ATP modulates intracellular Ca 2+ and firing rate through a P2Y 1 purinoceptor in cane toad pacemaker cells

The effect of extracellular ATP (10–100 μ m ) on intracellular Ca 2+ concentration ([Ca 2+ ] i ) and firing rate has been studied in single pacemaker cells isolated from the sinus venosus of cane toads. In spontaneously firing cells, ATP initially increased peak [Ca 2+ ] i by 43 ± 5 %, increased diastolic [Ca 2+ ] i by 20 + 3 % and increased the firing rate by 58 ± 8 %. These early effects were followed by a late phase in which both the peak [Ca 2+ ] i and the firing rate declined.
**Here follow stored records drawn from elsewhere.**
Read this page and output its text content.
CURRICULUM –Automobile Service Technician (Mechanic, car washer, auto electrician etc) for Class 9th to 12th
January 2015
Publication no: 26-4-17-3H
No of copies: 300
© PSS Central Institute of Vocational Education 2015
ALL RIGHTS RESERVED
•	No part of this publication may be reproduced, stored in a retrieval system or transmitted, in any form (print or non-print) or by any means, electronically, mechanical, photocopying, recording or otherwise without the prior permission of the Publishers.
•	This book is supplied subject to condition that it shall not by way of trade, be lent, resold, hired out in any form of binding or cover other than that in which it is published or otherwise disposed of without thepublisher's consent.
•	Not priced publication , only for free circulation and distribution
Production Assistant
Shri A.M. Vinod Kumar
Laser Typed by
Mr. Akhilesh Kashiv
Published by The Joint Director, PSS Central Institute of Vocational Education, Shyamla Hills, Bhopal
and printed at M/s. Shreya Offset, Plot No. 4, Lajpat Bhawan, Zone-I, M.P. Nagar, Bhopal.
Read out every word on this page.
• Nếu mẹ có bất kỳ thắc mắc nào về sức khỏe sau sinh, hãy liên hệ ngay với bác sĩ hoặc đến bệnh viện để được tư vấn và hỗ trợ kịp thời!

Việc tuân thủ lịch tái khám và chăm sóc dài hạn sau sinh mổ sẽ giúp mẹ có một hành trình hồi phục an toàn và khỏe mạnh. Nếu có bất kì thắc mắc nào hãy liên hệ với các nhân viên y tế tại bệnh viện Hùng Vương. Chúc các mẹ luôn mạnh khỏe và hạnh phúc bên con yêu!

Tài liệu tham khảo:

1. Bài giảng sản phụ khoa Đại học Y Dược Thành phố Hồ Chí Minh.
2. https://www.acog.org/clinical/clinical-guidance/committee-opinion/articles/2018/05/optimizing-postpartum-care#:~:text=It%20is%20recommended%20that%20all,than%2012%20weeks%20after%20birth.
Adenosine, and UTP (respectively, P1‐ and P2Y 2,4,6 ‐selective agonists) caused no significant change in [Ca 2+ ] i or firing rate, while αβ‐methylene ATP (a P2X 1,3 agonist) caused a small increase in firing rate but no changes in [Ca 2+ ] i . In contrast the P2Y 1 ‐selective agonist 2‐MesADP (1 μ m ) mimicked the biphasic effects of ATP and these effects were inhibited by the purinoceptor antagonists suramin and PPADS and by the P2Y 1 ‐selective antagonist MRS 2179. Immunohistochemistry established that P2Y 1 purinoceptors were present on the cell surface. Western blotting analysis demonstrated that the P2Y 1 antibody recognised a 57 kDa protein. After sarcoplasmic reticulum Ca 2+ release was prevented with caffeine or ryanodine, ATP no longer had any effect on [Ca 2+ ] i or firing rate. Furthermore, the SR Ca 2+ store content was decreased during the late phase of 2‐MesADP application. The effect of ATP was coupled to phospholipase C (PLC) activity because the PLC inhibitor U‐73122 eliminated the effects of ATP. Our study shows that in toad pacemaker cells, the biphasic effects of ATP on pacemaker activity are mainly through P2Y 1 purinoceptors, which are able to modulate Ca 2+ release from the SR Ca 2+ store.